According to the police report, on Feb. 11, an officer was conducting a building check of the South Stadium Parking Garage when he spotted a student on the top level near the elevators who had no intention of getting on them as he had a backpack and other items sitting out on the concrete surface by them. When the officer began to approach the student in his car, the student hurriedly began to put some of the items into the backpack. When the officer exited the car, the student began to walk away without the backpack, and the officer stopped him for questioning.
“I just got a little bit of weed, if you’re going to take me, take me,” the student responded. A for honesty, I must say.
The officer could smell the odor of fresh marijuana and when he asked where it was, the student responded that it was in the apple that was sitting there, as well as some more in a plastic bag in his backpack. The student said that he arrived ten minutes before to smoke the weed out of the apple, that he got the marijuana from a friend, was not legally allowed to smoke it and smokes every couple of days. The officer searched the backpack for additional contraband but did not find any.

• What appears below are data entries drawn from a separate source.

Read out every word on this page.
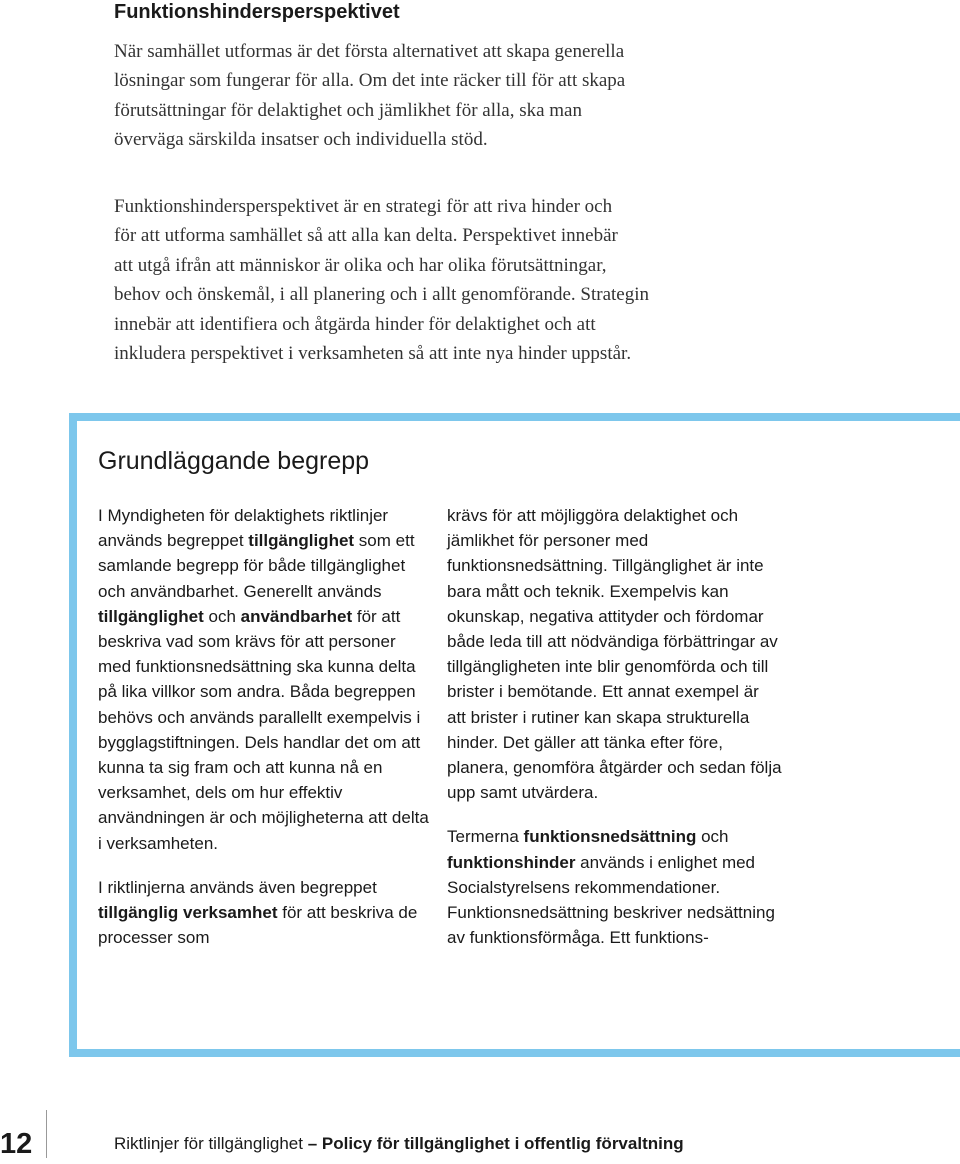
Funktionshindersperspektivet
När samhället utformas är det första alternativet att skapa generella
lösningar som fungerar för alla. Om det inte räcker till för att skapa
förutsättningar för delaktighet och jämlikhet för alla, ska man
överväga särskilda insatser och individuella stöd.
Funktionshindersperspektivet är en strategi för att riva hinder och
för att utforma samhället så att alla kan delta. Perspektivet innebär
att utgå ifrån att människor är olika och har olika förutsättningar,
behov och önskemål, i all planering och i allt genomförande. Strategin
innebär att identifiera och åtgärda hinder för delaktighet och att
inkludera perspektivet i verksamheten så att inte nya hinder uppstår.
Grundläggande begrepp

I Myndigheten för delaktighets riktlinjer används begreppet tillgänglighet som ett samlande begrepp för både tillgänglighet och användbarhet. Generellt används tillgänglighet och användbarhet för att beskriva vad som krävs för att personer med funktionsnedsättning ska kunna delta på lika villkor som andra. Båda begreppen behövs och används parallellt exempelvis i bygglagstiftningen. Dels handlar det om att kunna ta sig fram och att kunna nå en verksamhet, dels om hur effektiv användningen är och möjligheterna att delta i verksamheten.

I riktlinjerna används även begreppet tillgänglig verksamhet för att beskriva de processer som

krävs för att möjliggöra delaktighet och jämlikhet för personer med funktionsnedsättning. Tillgänglighet är inte bara mått och teknik. Exempelvis kan okunskap, negativa attityder och fördomar både leda till att nödvändiga förbättringar av tillgängligheten inte blir genomförda och till brister i bemötande. Ett annat exempel är att brister i rutiner kan skapa strukturella hinder. Det gäller att tänka efter före, planera, genomföra åtgärder och sedan följa upp samt utvärdera.

Termerna funktionsnedsättning och funktionshinder används i enlighet med Socialstyrelsens rekommendationer. Funktionsnedsättning beskriver nedsättning av funktionsförmåga. Ett funktions-

12	Riktlinjer för tillgänglighet – Policy för tillgänglighet i offentlig förvaltning
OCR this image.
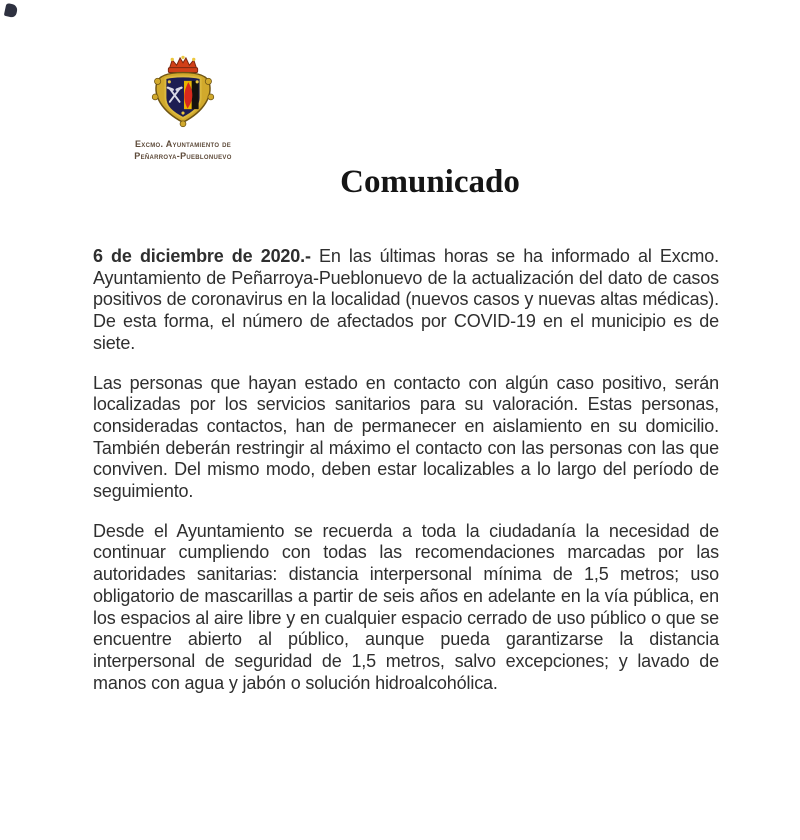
Excmo. Ayuntamiento de
Peñarroya-Pueblonuevo
Comunicado

6 de diciembre de 2020.- En las últimas horas se ha informado al Excmo. Ayuntamiento de Peñarroya-Pueblonuevo de la actualización del dato de casos positivos de coronavirus en la localidad (nuevos casos y nuevas altas médicas). De esta forma, el número de afectados por COVID-19 en el municipio es de siete.

Las personas que hayan estado en contacto con algún caso positivo, serán localizadas por los servicios sanitarios para su valoración. Estas personas, consideradas contactos, han de permanecer en aislamiento en su domicilio. También deberán restringir al máximo el contacto con las personas con las que conviven. Del mismo modo, deben estar localizables a lo largo del período de seguimiento.

Desde el Ayuntamiento se recuerda a toda la ciudadanía la necesidad de continuar cumpliendo con todas las recomendaciones marcadas por las autoridades sanitarias: distancia interpersonal mínima de 1,5 metros; uso obligatorio de mascarillas a partir de seis años en adelante en la vía pública, en los espacios al aire libre y en cualquier espacio cerrado de uso público o que se encuentre abierto al público, aunque pueda garantizarse la distancia interpersonal de seguridad de 1,5 metros, salvo excepciones; y lavado de manos con agua y jabón o solución hidroalcohólica.
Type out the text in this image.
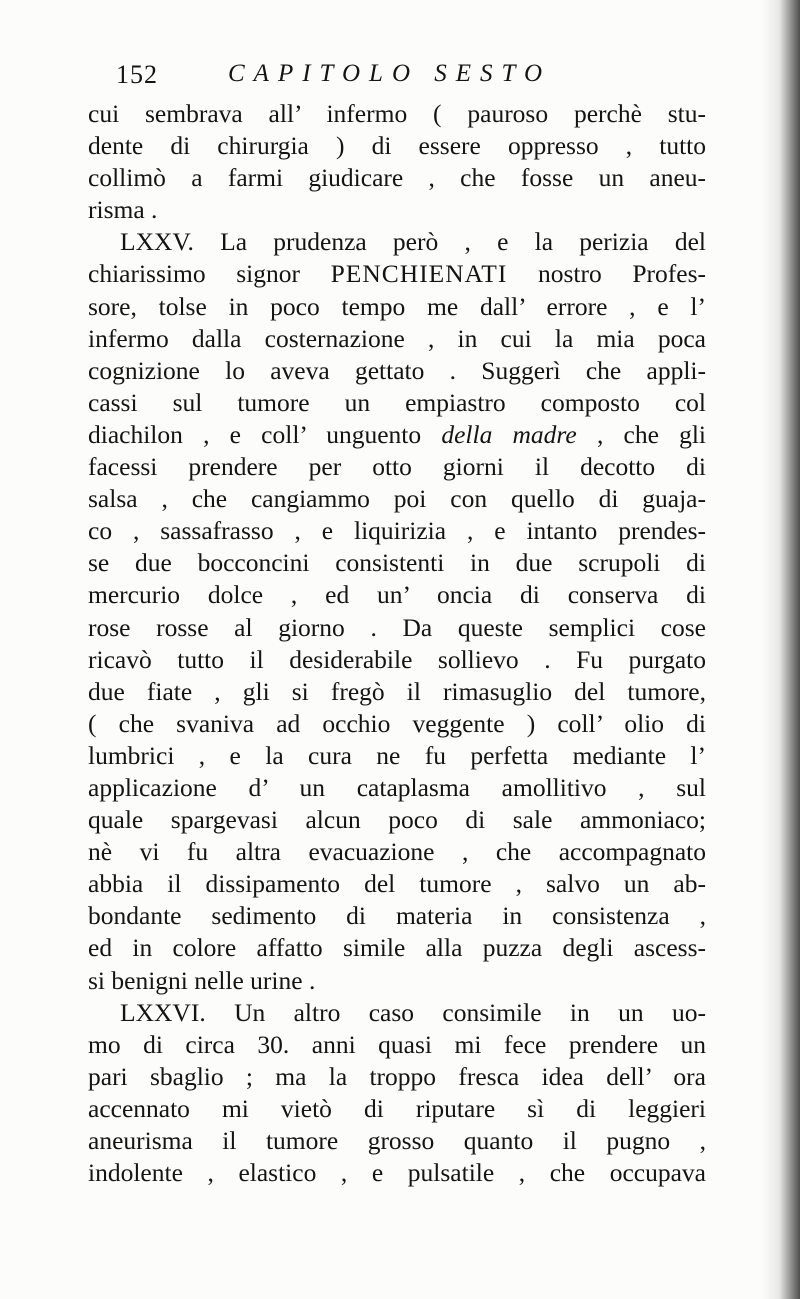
152	CAPITOLO SESTO
cui sembrava all’ infermo ( pauroso perchè stu-
dente di chirurgia ) di essere oppresso , tutto
collimò a farmi giudicare , che fosse un aneu-
risma .
LXXV. La prudenza però , e la perizia del
chiarissimo signor PENCHIENATI nostro Profes-
sore, tolse in poco tempo me dall’ errore , e l’
infermo dalla costernazione , in cui la mia poca
cognizione lo aveva gettato . Suggerì che appli-
cassi sul tumore un empiastro composto col
diachilon , e coll’ unguento della madre , che gli
facessi prendere per otto giorni il decotto di
salsa , che cangiammo poi con quello di guaja-
co , sassafrasso , e liquirizia , e intanto prendes-
se due bocconcini consistenti in due scrupoli di
mercurio dolce , ed un’ oncia di conserva di
rose rosse al giorno . Da queste semplici cose
ricavò tutto il desiderabile sollievo . Fu purgato
due fiate , gli si fregò il rimasuglio del tumore,
( che svaniva ad occhio veggente ) coll’ olio di
lumbrici , e la cura ne fu perfetta mediante l’
applicazione d’ un cataplasma amollitivo , sul
quale spargevasi alcun poco di sale ammoniaco;
nè vi fu altra evacuazione , che accompagnato
abbia il dissipamento del tumore , salvo un ab-
bondante sedimento di materia in consistenza ,
ed in colore affatto simile alla puzza degli ascess-
si benigni nelle urine .
LXXVI. Un altro caso consimile in un uo-
mo di circa 30. anni quasi mi fece prendere un
pari sbaglio ; ma la troppo fresca idea dell’ ora
accennato mi vietò di riputare sì di leggieri
aneurisma il tumore grosso quanto il pugno ,
indolente , elastico , e pulsatile , che occupava
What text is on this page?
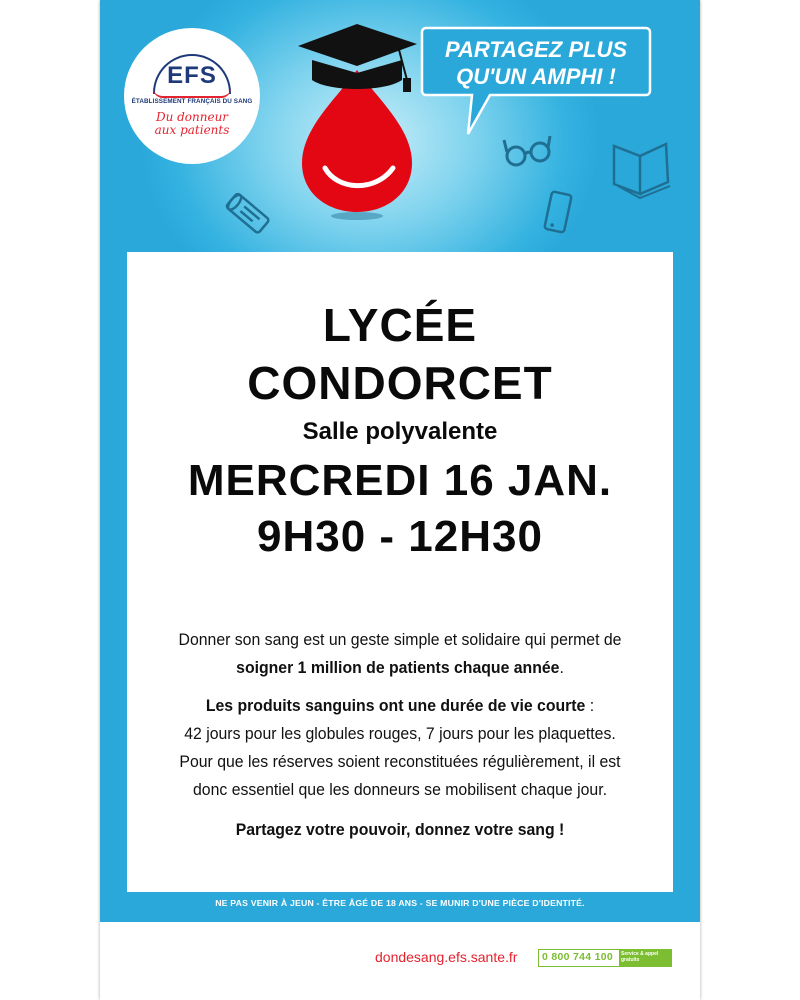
EFS
ÉTABLISSEMENT FRANÇAIS DU SANG
Du donneur
aux patients
PARTAGEZ PLUS
QU'UN AMPHI !
LYCÉE
CONDORCET
Salle polyvalente
MERCREDI 16 JAN.
9H30 - 12H30
Donner son sang est un geste simple et solidaire qui permet de
soigner 1 million de patients chaque année.
Les produits sanguins ont une durée de vie courte :
42 jours pour les globules rouges, 7 jours pour les plaquettes.
Pour que les réserves soient reconstituées régulièrement, il est
donc essentiel que les donneurs se mobilisent chaque jour.
Partagez votre pouvoir, donnez votre sang !
NE PAS VENIR À JEUN - ÊTRE ÂGÉ DE 18 ANS - SE MUNIR D'UNE PIÈCE D'IDENTITÉ.
dondesang.efs.sante.fr 0 800 744 100	Service & appel gratuits
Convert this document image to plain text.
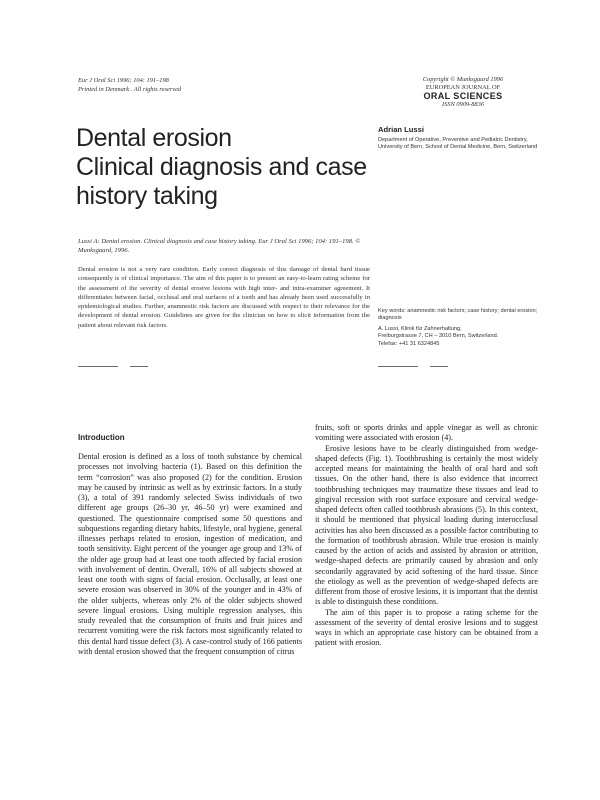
Eur J Oral Sci 1996; 104: 191–198
Printed in Denmark . All rights reserved
Copyright © Munksgaard 1996
EUROPEAN JOURNAL OF
ORAL SCIENCES
ISSN 0909-8836
Dental erosion
Clinical diagnosis and case
history taking
Adrian Lussi
Department of Operative, Preventive and Pediatric Dentistry, University of Bern, School of Dental Medicine, Bern, Switzerland
Lussi A: Dental erosion. Clinical diagnosis and case history taking. Eur J Oral Sci 1996; 104: 191–198. © Munksgaard, 1996.
Dental erosion is not a very rare condition. Early correct diagnosis of this damage of dental hard tissue consequently is of clinical importance. The aim of this paper is to present an easy-to-learn rating scheme for the assessment of the severity of dental erosive lesions with high inter- and intra-examiner agreement. It differentiates between facial, occlusal and oral surfaces of a tooth and has already been used successfully in epidemiological studies. Further, anamnestic risk factors are discussed with respect to their relevance for the development of dental erosion. Guidelines are given for the clinician on how to elicit information from the patient about relevant risk factors.
Key words: anamnestic risk factors; case history; dental erosion; diagnosis
A. Lussi, Klinik für Zahnerhaltung,
Freiburgstrasse 7, CH – 3010 Bern, Switzerland.
Telefax: +41 31 6324845
Introduction

Dental erosion is defined as a loss of tooth substance by chemical processes not involving bacteria (1). Based on this definition the term “corrosion” was also proposed (2) for the condition. Erosion may be caused by intrinsic as well as by extrinsic factors. In a study (3), a total of 391 randomly selected Swiss individuals of two different age groups (26–30 yr, 46–50 yr) were examined and questioned. The questionnaire comprised some 50 questions and subquestions regarding dietary habits, lifestyle, oral hygiene, general illnesses perhaps related to erosion, ingestion of medication, and tooth sensitivity. Eight percent of the younger age group and 13% of the older age group had at least one tooth affected by facial erosion with involvement of dentin. Overall, 16% of all subjects showed at least one tooth with signs of facial erosion. Occlusally, at least one severe erosion was observed in 30% of the younger and in 43% of the older subjects, whereas only 2% of the older subjects showed severe lingual erosions. Using multiple regression analyses, this study revealed that the consumption of fruits and fruit juices and recurrent vomiting were the risk factors most significantly related to this dental hard tissue defect (3). A case-control study of 166 patients with dental erosion showed that the frequent consumption of citrus

fruits, soft or sports drinks and apple vinegar as well as chronic vomiting were associated with erosion (4).

Erosive lesions have to be clearly distinguished from wedge-shaped defects (Fig. 1). Toothbrushing is certainly the most widely accepted means for maintaining the health of oral hard and soft tissues. On the other hand, there is also evidence that incorrect toothbrushing techniques may traumatize these tissues and lead to gingival recession with root surface exposure and cervical wedge-shaped defects often called toothbrush abrasions (5). In this context, it should be mentioned that physical loading during interocclusal activities has also been discussed as a possible factor contributing to the formation of toothbrush abrasion. While true erosion is mainly caused by the action of acids and assisted by abrasion or attrition, wedge-shaped defects are primarily caused by abrasion and only secondarily aggravated by acid softening of the hard tissue. Since the etiology as well as the prevention of wedge-shaped defects are different from those of erosive lesions, it is important that the dentist is able to distinguish these conditions.

The aim of this paper is to propose a rating scheme for the assessment of the severity of dental erosive lesions and to suggest ways in which an appropriate case history can be obtained from a patient with erosion.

The student was advised that he would be diverted to the Dean of Students Office since he had had no prior issues with UAPD or elsewhere and it was his first offense. The officer also thanked the student for his cooperation, probably since it is something not seen very often. His apple with the marijuana in it, plastic bag with marijuana and lighter were photographed and taken back to UAPD as evidence, and the marijuana was submitted as evidence while the lighter and, thank god, the apple were disposed of accordingly after being properly reported.